Criado pela Medida Provisória nº 975, o Programa Emergencial de Acesso a Crédito retira algumas exigências em pedidos de financiamento, como a comprovação de quitação de tributos federais e apresentação de certidões de débitos; amplia em R$ 20 bilhões a participação da União no Fundo Garantidor de Investimentos (FGI), administrado pelo BNDES; e autoriza a cobertura de até 100% de cada operação de crédito pelo Fundo Garantidor de Operações (FGO) do Programa Nacional de Apoio às Microempresas e Empresas de Pequeno Porte (Pronampe). Anteriormente, o FGO cobria até 85% do valor financiado. Os bancos que operam com o Pronampe, como a Caixa Econômica Federal e o Banco do Brasil, não cobrarão a comissão pecuniária, remuneração embutida nos empréstimos para cobrir o risco assumido pelo FGO.

Essas medidas têm por objetivo facilitar o acesso ao crédito por pequenas e médias empresas com receita bruta em 2019 entre R$ 360 mil e R$ 300 milhões.
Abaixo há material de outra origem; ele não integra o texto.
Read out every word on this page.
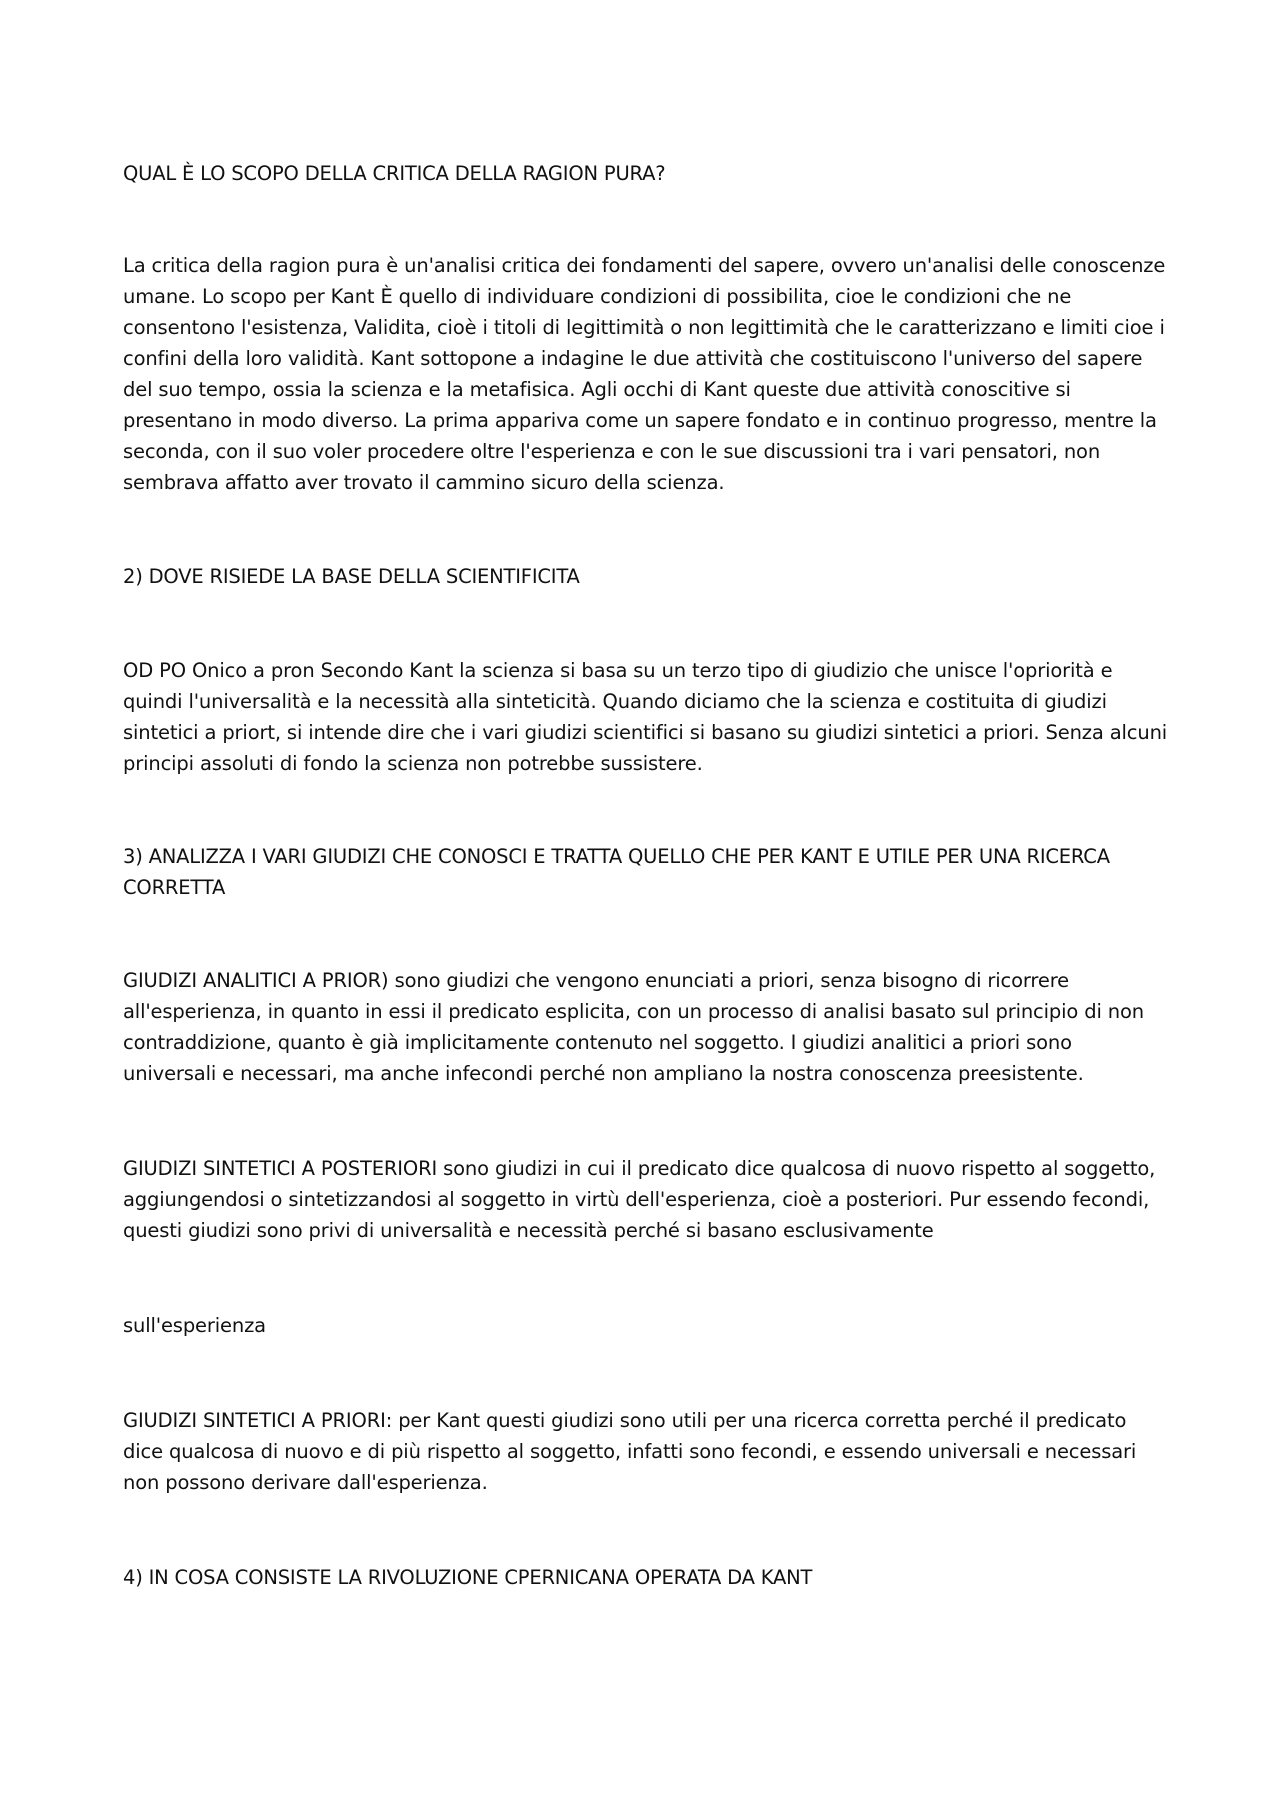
QUAL È LO SCOPO DELLA CRITICA DELLA RAGION PURA?

La critica della ragion pura è un'analisi critica dei fondamenti del sapere, ovvero un'analisi delle conoscenze umane. Lo scopo per Kant È quello di individuare condizioni di possibilita, cioe le condizioni che ne consentono l'esistenza, Validita, cioè i titoli di legittimità o non legittimità che le caratterizzano e limiti cioe i confini della loro validità. Kant sottopone a indagine le due attività che costituiscono l'universo del sapere del suo tempo, ossia la scienza e la metafisica. Agli occhi di Kant queste due attività conoscitive si presentano in modo diverso. La prima appariva come un sapere fondato e in continuo progresso, mentre la seconda, con il suo voler procedere oltre l'esperienza e con le sue discussioni tra i vari pensatori, non sembrava affatto aver trovato il cammino sicuro della scienza.

2) DOVE RISIEDE LA BASE DELLA SCIENTIFICITA

OD PO Onico a pron Secondo Kant la scienza si basa su un terzo tipo di giudizio che unisce l'opriorità e quindi l'universalità e la necessità alla sinteticità. Quando diciamo che la scienza e costituita di giudizi sintetici a priort, si intende dire che i vari giudizi scientifici si basano su giudizi sintetici a priori. Senza alcuni principi assoluti di fondo la scienza non potrebbe sussistere.

3) ANALIZZA I VARI GIUDIZI CHE CONOSCI E TRATTA QUELLO CHE PER KANT E UTILE PER UNA RICERCA CORRETTA

GIUDIZI ANALITICI A PRIOR) sono giudizi che vengono enunciati a priori, senza bisogno di ricorrere all'esperienza, in quanto in essi il predicato esplicita, con un processo di analisi basato sul principio di non contraddizione, quanto è già implicitamente contenuto nel soggetto. I giudizi analitici a priori sono universali e necessari, ma anche infecondi perché non ampliano la nostra conoscenza preesistente.

GIUDIZI SINTETICI A POSTERIORI sono giudizi in cui il predicato dice qualcosa di nuovo rispetto al soggetto, aggiungendosi o sintetizzandosi al soggetto in virtù dell'esperienza, cioè a posteriori. Pur essendo fecondi, questi giudizi sono privi di universalità e necessità perché si basano esclusivamente

sull'esperienza

GIUDIZI SINTETICI A PRIORI: per Kant questi giudizi sono utili per una ricerca corretta perché il predicato dice qualcosa di nuovo e di più rispetto al soggetto, infatti sono fecondi, e essendo universali e necessari non possono derivare dall'esperienza.

4) IN COSA CONSISTE LA RIVOLUZIONE CPERNICANA OPERATA DA KANT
A MP 975 também alterou as normas dos fundos garantidores para operações de crédito realizadas por autônomos, microempreendedores individuais (MEIs), pequenos empreendimentos e cooperativas rurais, possibilitando renegociações e reescalonamento de prazos de vencimento de prestações, com ou sem cobrança de encargos adicionais.

O aumento dos recursos, a redução de exigências e a ampliação da cobertura pelos fundos garantidores visam preservar as empresas dos impactos econômicos decorrentes da pandemia da covid-19. As dificuldades de acesso a crédito eram motivo de constantes queixas de empresários de todos os portes, principalmente pequenos e médios, após o início da quarentena.